Dalam kajian keagamaan, ada dua model agama yang dalam bahasa Ali Syariati disebut agama Ibrahimi dan agama non Ibrahimi—atau biasa disebut agama samawi dan agama ardhi. Yang menjadi pembahasan dalam tulisan ini adalah agama ibrahimi. Dikatakan agama Ibrahimi karena bersumber dari Nabi Ibrahim.
Ibrahim adalah bapak monoteisme. Dari keturunan Ibrahim, lahir tiga agama, yaitu Yahudi, Nasrani dan Islam. Ketiganya mengedepankan monoteisme dalam beragama.
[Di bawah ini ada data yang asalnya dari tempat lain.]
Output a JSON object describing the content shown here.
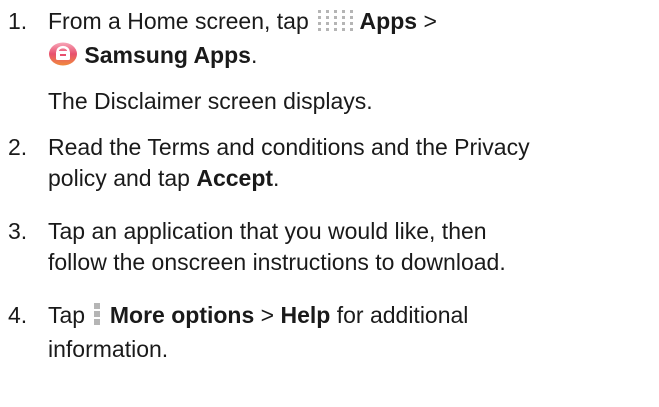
{
  "steps": [
    {
      "number": "1.",
      "line1_prefix": "From a Home screen, tap",
      "apps_label": "Apps",
      "separator": ">",
      "samsung_apps_label": "Samsung Apps",
      "end_period": ".",
      "note": "The Disclaimer screen displays.",
      "icons": [
        "apps-grid-icon",
        "samsung-apps-icon"
      ]
    },
    {
      "number": "2.",
      "text_line1": "Read the Terms and conditions and the Privacy",
      "text_line2_prefix": "policy and tap",
      "accept_label": "Accept",
      "end_period": "."
    },
    {
      "number": "3.",
      "text_line1": "Tap an application that you would like, then",
      "text_line2": "follow the onscreen instructions to download."
    },
    {
      "number": "4.",
      "prefix": "Tap",
      "more_options_label": "More options",
      "separator": ">",
      "help_label": "Help",
      "suffix": "for additional",
      "text_line2": "information.",
      "icons": [
        "more-options-icon"
      ]
    }
  ]
}
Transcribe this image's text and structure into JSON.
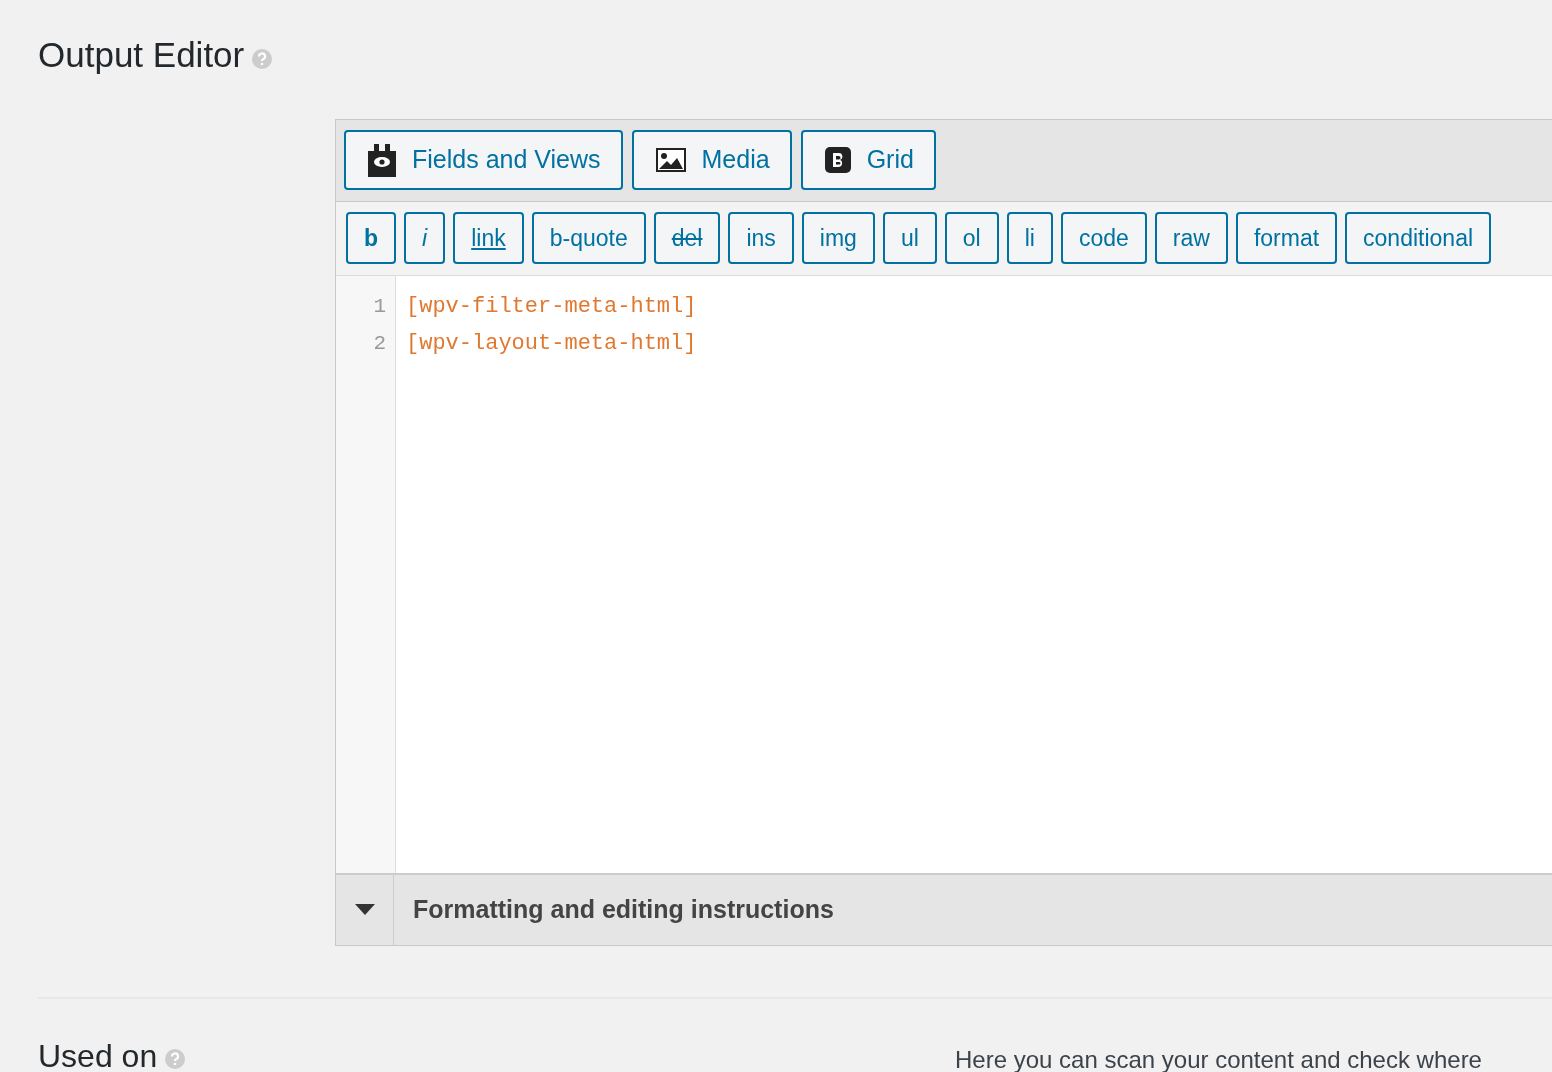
{
  "section_title": "Output Editor",
  "toolbar_buttons": [
    {
      "label": "Fields and Views",
      "kind": "fields"
    },
    {
      "label": "Media",
      "kind": "media"
    },
    {
      "label": "Grid",
      "kind": "grid"
    }
  ],
  "quicktags": [
    {
      "label": "b",
      "kind": "bold"
    },
    {
      "label": "i",
      "kind": "italic"
    },
    {
      "label": "link",
      "kind": "underline"
    },
    {
      "label": "b-quote",
      "kind": "plain"
    },
    {
      "label": "del",
      "kind": "strike"
    },
    {
      "label": "ins",
      "kind": "plain"
    },
    {
      "label": "img",
      "kind": "plain"
    },
    {
      "label": "ul",
      "kind": "plain"
    },
    {
      "label": "ol",
      "kind": "plain"
    },
    {
      "label": "li",
      "kind": "plain"
    },
    {
      "label": "code",
      "kind": "plain"
    },
    {
      "label": "raw",
      "kind": "plain"
    },
    {
      "label": "format",
      "kind": "plain"
    },
    {
      "label": "conditional",
      "kind": "plain"
    }
  ],
  "code_lines": [
    {
      "number": "1",
      "text": "[wpv-filter-meta-html]"
    },
    {
      "number": "2",
      "text": "[wpv-layout-meta-html]"
    }
  ],
  "instructions": {
    "label": "Formatting and editing instructions",
    "expanded": false
  },
  "next_section": {
    "title": "Used on",
    "description": "Here you can scan your content and check where"
  }
}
Titik temu dari ketiga agama ini adalah monoteisme dalam beragama, karena bersumber pada satu tokoh: Nabi Ibrahim.
Ibrahim dalam proses menemukan Tuhan mengalami beberapa fase, mulai dari mengamati terhadap matahari, kemudian rembulan dan bintang-bintang. Ibrahim mengingkari semua karena secara logika tidak layak dijadikan Tuhan. Lewat proses itu Ibrahim dapat menemukan Tuhannya, yaitu Tuhan Yang Maha Esa.
Al-Qur’an dalam surat al-An’am ayat 76– 78, mengabadikan perjalanan Nabiyullah Ibrahim mencari Tuhan sejati, Allah SWT. Pergolakan pemikiran beliau diawali ketika matahari terbit, Ibrahim menyangka bahwa matahari itulah Tuhannya. Matahari yang terbit di pagi hari sinarnya mampu menerangi seluruh jagad raya ini tentunya pantas dijadikan Tuhan, pikirnya–namun seiring waktu, matahari pun tenggelam menjelang maghrib–Ibrahim pun bertanya dalam hati kenapa tenggelam mataharinya, berarti bukan Tuhan karena tidak bisa bersinar lagi di waktu malam.
Rembulan pun muncul menerangi kegelapan malam yang gelap gulita. Cahaya rembulan yang membuat terang malam ini pun mengalihkan pemikiran Ibrahim untuk mengganti Tuhannya. Mungkin ini Tuhanku yang mampu menerangi kegelapan malam menjadi terang. Namun cahaya bulan pun akhirnya hilang seiring dengan pergantian waktu.
Kita bisa belajar dari Nabi Ibrahim bahwa proses mengenal Tuhan itu memerlukan mujahadah yang terus menerus. Kita tidak boleh terlena dengan godaan-godaan yang bisa memberikan kepuasan sementara. Karena salah satu kelemahan terbesar dari manusia adalah mudah tergoda dengan hal-hal yang sifatnya sementara.
Hal itulah yang pernah terjadi pada Nabi Adam as, ketika berada di surga, dengan retorika iblis yang sangat luar biasa mencoba mempengaruhi Adam dan istrinya untuk memakan buah khuldi yang sebelumnya Tuhan sudah memberikan ultimatum untuk tidak mendekati pohon terlarang tersebut. Adam pun tergoda dan terjatuh dari surga.
Patuh kepada perintah Tuhan akan semakin dekat kepada-Nya, dan melanggar perintah Tuhan akan semakin jauh dari-Nya. Itulah yang terjadi dengan drama Adam, Hawa, dan iblis.
Proses perjalanan mencari Tuhan yang dijalani Nabi Adam AS merupakan ibroh bagi kita. Dalam beragama haruslah menemukan keyakinan yang ainul yaqin, tidak ragu lagi akan ajaran yang diamalkan. Pemeluk suatu agama yang diawali dengan proses pemikiran untuk memantapkan keyakinan akan melahirkan penganut agama yang taat.
Militansi beragama terlahir dari pengaut agama yang taat. Ketaatannya dimunculkan oleh keyakinan akan ajaran agamanya. Semua aktivitas hidupnya selalu bersumber dari norma–norma agama yang telah diyakini kebenarannya, tidak sedikitpun ragu terhadap ketentuan hukumnya. Hidupnya terbimbing oleh arahan kitab suci yang bersumber langsung dari Tuhan, dan dasar-dasar hukum lain yang mendukungnya.
Perjalanan bapak dari para Nabi dalam menemukan Tuhannya menjadi pelajaran berharga bagi kita dalam beragama. Kita harus selalu belajar dan belajar dalam rangka memupuk dan merawat keyakinan kita agar selalu istiqomah dalam keyakinan. Istiqomah dalam keyakinan ini yang akan membentuk pribadi kita yang teguh pendirian dalam kebenaran, tidak mudah oleh terpaaan – karena sudah melalui proses mujahadah panjang.